Vorrichtungen zum Abwerfen von Bomben von Flugzeugen aus sind im allgemeinen im Mittelteil des Flugzeuges angeordnet. Die Auslösung der in diesen Abwurfvorrichtungen untergebrachten Bomben erfolgt aus größerer Entfernung, nämlich von der Stelle aus, welche der mit dieser Aufgabe betraute Beobachter einnimmt. Diese Fernsteuerung muß mit Rücksicht auf die besonderen Bedingungen beim Bombenabwurf von Flugzeugen aus verschiedenen Anforderungen genügen.

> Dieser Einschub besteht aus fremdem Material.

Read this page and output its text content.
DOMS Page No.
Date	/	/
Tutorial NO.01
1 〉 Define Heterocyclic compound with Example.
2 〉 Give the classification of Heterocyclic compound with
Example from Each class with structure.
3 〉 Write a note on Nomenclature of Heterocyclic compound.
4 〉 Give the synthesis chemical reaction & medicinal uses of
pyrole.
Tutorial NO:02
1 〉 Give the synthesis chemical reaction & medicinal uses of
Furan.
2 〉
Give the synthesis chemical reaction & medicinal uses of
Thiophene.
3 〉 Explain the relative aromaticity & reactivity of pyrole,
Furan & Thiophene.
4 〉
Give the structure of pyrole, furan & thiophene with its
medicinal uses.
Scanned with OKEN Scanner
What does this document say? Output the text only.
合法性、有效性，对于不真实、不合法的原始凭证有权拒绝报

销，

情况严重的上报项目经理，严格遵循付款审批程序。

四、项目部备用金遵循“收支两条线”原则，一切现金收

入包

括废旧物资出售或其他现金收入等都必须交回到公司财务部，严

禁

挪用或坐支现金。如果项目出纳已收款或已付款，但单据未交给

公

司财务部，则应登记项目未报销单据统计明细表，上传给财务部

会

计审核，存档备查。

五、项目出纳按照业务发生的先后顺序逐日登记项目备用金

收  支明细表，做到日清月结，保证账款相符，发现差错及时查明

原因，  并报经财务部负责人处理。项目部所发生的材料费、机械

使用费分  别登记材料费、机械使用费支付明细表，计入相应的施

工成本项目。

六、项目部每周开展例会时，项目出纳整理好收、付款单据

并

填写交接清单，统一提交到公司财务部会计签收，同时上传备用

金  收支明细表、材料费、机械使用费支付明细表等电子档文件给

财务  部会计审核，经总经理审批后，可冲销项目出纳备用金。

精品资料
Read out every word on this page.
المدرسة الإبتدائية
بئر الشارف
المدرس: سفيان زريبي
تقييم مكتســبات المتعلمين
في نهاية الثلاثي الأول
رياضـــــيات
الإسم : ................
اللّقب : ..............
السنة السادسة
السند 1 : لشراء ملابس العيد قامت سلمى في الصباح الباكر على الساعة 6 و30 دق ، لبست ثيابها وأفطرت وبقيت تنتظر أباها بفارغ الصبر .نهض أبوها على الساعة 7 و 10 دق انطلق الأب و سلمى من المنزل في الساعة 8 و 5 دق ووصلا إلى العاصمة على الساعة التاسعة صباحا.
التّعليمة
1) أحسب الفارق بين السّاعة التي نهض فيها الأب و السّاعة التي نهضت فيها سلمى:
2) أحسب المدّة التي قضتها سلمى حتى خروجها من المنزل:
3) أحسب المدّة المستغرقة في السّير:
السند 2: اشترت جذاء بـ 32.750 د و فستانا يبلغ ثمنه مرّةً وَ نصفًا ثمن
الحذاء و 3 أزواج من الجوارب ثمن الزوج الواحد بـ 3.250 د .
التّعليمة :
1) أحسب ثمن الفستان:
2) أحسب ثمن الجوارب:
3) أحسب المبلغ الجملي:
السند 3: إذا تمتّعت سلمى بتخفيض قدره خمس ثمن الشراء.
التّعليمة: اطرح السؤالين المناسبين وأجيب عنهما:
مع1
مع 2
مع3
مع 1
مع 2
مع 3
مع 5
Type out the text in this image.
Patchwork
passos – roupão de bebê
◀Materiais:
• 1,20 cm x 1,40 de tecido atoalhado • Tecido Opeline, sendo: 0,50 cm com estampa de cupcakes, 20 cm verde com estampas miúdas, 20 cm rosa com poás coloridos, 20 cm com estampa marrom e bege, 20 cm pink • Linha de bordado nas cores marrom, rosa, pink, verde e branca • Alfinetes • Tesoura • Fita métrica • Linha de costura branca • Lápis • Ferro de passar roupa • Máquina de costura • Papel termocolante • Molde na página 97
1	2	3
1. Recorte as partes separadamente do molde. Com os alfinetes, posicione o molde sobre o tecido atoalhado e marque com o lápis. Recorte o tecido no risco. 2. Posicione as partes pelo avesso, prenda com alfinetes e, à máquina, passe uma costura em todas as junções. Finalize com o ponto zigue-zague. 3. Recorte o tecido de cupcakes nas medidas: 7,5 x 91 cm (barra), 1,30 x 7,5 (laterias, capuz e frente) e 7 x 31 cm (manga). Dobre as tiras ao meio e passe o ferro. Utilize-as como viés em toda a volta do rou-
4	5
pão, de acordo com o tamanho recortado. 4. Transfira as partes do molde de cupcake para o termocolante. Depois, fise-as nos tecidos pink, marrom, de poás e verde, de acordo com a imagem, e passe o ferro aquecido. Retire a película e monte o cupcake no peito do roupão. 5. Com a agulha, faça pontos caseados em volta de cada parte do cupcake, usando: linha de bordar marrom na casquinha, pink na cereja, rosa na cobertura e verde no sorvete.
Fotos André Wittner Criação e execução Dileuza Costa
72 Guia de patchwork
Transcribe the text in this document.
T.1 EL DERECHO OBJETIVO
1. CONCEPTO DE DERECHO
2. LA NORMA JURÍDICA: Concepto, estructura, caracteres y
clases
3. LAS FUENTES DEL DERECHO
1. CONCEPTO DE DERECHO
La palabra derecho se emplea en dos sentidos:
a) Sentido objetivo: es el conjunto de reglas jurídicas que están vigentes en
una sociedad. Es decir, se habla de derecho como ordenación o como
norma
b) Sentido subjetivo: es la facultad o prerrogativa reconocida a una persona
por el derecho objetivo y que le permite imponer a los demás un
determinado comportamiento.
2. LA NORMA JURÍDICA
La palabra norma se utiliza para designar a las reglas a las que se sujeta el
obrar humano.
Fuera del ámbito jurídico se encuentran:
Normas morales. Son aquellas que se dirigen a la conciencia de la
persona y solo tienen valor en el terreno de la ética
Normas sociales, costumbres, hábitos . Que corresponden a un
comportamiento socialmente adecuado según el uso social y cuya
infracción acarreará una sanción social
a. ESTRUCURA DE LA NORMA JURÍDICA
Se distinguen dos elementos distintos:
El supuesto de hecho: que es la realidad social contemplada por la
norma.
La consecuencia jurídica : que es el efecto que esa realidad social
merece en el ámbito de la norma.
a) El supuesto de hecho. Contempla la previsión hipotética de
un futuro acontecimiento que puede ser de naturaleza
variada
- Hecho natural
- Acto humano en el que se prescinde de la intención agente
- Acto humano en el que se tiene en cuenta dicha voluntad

Mit Bezug auf diese Bedingungen ist die Reglervorrichtung, die den Gegenstand der Erfindung bildet, derart ausgebildet, daß die vorher bestimmte Anzahl an Bomben in gleichfalls vorher bestimmten Zeitabständen ausgelöst wird und sowohl beim Abwerfen mehrerer Bomben nacheinander als auch beim Abwerfen einer einzelnen Bombe die Auslösung kurz nach der Betätigung der Vorrichtung erfolgt.
Gemäß der Erfindung wird zu diesem Zweck die die Auslösung regelnde Hauptsteuerwelle von drei voneinander unabhängigen Sperrklinken, von denen jede eine besondere Aufgabe zu lösen hat, gesteuert. Die erste dieser Sperrklinken dient dazu, die Drehung der Hauptwelle auszulösen, die zweite diese Drehung durch eine vorher eingestellte Reglervorrichtung zu beeinflussen und die dritte zur Erzielung vorher bestimmter Zeitabstände zwischen jeder Auslösung. Außerdem dient die zweite Sperrklinke, die die Drehung der Hauptsteuerwelle begrenzt, gleichzeitig als Sicherheitsvorrichtung, durch welche alle Auslösevorrichtungen verriegelt werden können. Der Gegenstand der Erfindung wird weiter gekennzeichnet durch Anzeigevorrichtungen, die ein leichtes Ablesen der abgeworfenen oder noch abzuwerfenden Bomben gestatten.
Eine nach der Erfindung ausgebildete Reglervorrichtung ist in einem Ausführungsbeispiel in der Zeichnung schaubildlich dargestellt, in welcher die
Abb. ι die Gesamtanordnung, der Reglervorrichtung mit dem Gummimotor und dem Bombenabwurfapparat und
Abb. 2 die Reglervorrichtung in größerem Maßstabe zeigt.
In der als Beispiel dargestellten Ausführungsform ist vorausgesetzt, daß die Reglervorrichtung, die den Gegenstand der Erfindung bildet, an einem Bombenabwurfapparat angeordnet ist, in welchem die aufeinanderfolgenden Auslösungen von Bomben durch Drehen eines Organs bewirkt werden, welches durch ein beliebiges mechanisches Mittel, wie Übertragungswelle, Getriebe, Kettenantriebe o. dgl., von größerer Entfernung aus angetrieben wird. In einem solchen Bombenabwurfapparat kann der Umdrehungswinkel,
welcher der Auslösung einer Bombe entspricht, gleich einem beliebigen Bruchteil einer Umdrehung der Welle gewählt werden, welche die Auslösedaumen trägt. In dem dargestellten Ausführungsbeispiel entspricht dieser Auslösewinkel einer Umdrehung der Hauptwelle der Reglervorrichtung. Dieses Übersetzungsverhältnis könnte indessen auch anders gewählt werden. Der Bombenabwurfapparat nach der Erfindung kann auch von anderer Bauart sein, als im Ausführungsbeispiel dargestellt. Er könnte z. B. einen Auslösedaumen aufweisen, der auf einer endlosen Kette befestigt ist und sich an den Vorrichtungen für das Aufhängen der Bombenauslösungen entlang bewegt, wobei die Verschiebung dieses Daumens von einer Bombe zur nächstfolgenden einer Umdrehung der Hauptwelle der Reglervorrichtung entspricht.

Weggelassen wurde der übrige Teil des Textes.